Segundo Debora, a ideia do documentário surgiu no momento em que havia uma discussão sobre qual a melhor conduta para tratar o usuário de crack: internação, muitas vezes compulsória, ou programas de redução de danos?

"Hoje já existe um consenso na literatura de que manter e cuidar do indivíduo na comunidade, 'no fluxo', é a melhor maneira de fazê-lo reduzir o consumo."

Para conseguir entrar na cracolândia com "câmera aberta", Debora precisou de um "salve" (autorização) dos líderes locais. "Passei alguns dias negociando. Não trabalho com câmera escondida."

Ela voltou ao hotel Laide um ano depois de Angélica estar vivendo ali. As imagens mostram uma jovem bem diferente: mais "gordinha", sorridente e mais otimista.
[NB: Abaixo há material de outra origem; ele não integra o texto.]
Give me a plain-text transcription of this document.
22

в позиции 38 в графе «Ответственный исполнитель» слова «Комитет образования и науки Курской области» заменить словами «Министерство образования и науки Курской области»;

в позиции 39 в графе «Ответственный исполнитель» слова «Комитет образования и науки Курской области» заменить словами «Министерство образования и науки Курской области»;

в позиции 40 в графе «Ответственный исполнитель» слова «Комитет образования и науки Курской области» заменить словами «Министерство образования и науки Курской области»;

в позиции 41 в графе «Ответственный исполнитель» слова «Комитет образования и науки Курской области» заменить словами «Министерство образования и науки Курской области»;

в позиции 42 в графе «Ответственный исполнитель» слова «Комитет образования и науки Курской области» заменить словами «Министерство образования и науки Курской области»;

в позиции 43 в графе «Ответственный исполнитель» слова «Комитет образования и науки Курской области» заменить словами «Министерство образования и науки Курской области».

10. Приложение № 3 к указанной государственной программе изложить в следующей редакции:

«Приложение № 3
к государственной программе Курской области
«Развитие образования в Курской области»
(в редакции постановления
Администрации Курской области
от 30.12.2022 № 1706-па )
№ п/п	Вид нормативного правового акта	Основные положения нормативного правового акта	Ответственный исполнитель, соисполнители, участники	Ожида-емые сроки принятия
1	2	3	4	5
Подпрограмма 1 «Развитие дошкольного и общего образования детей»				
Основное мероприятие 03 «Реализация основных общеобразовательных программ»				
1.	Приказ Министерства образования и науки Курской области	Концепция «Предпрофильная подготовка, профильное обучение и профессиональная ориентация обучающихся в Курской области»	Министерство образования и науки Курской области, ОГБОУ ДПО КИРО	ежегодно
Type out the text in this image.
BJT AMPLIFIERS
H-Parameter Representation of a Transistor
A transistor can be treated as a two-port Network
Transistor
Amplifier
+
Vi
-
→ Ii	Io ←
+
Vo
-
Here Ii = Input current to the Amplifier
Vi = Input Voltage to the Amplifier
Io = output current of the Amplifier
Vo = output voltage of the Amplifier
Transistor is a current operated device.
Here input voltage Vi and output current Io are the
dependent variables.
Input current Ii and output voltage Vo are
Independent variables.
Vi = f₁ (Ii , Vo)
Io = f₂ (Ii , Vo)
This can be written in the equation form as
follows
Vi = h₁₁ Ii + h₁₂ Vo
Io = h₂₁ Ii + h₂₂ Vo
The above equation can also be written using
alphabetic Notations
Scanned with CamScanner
Diz não ter parado com as drogas, mas "diminuído muito". "Tive uma oportunidade de mudança. Arrumei um serviço, não durmo mais nas ruas, parei de fazer programas."

O final do documentário guarda cenas reveladoras e impactantes: no início deste ano, o hotel Laide foi destruído por um incêndio, de causas ainda desconhecidas. Os moradores foram remanejados para outros locais.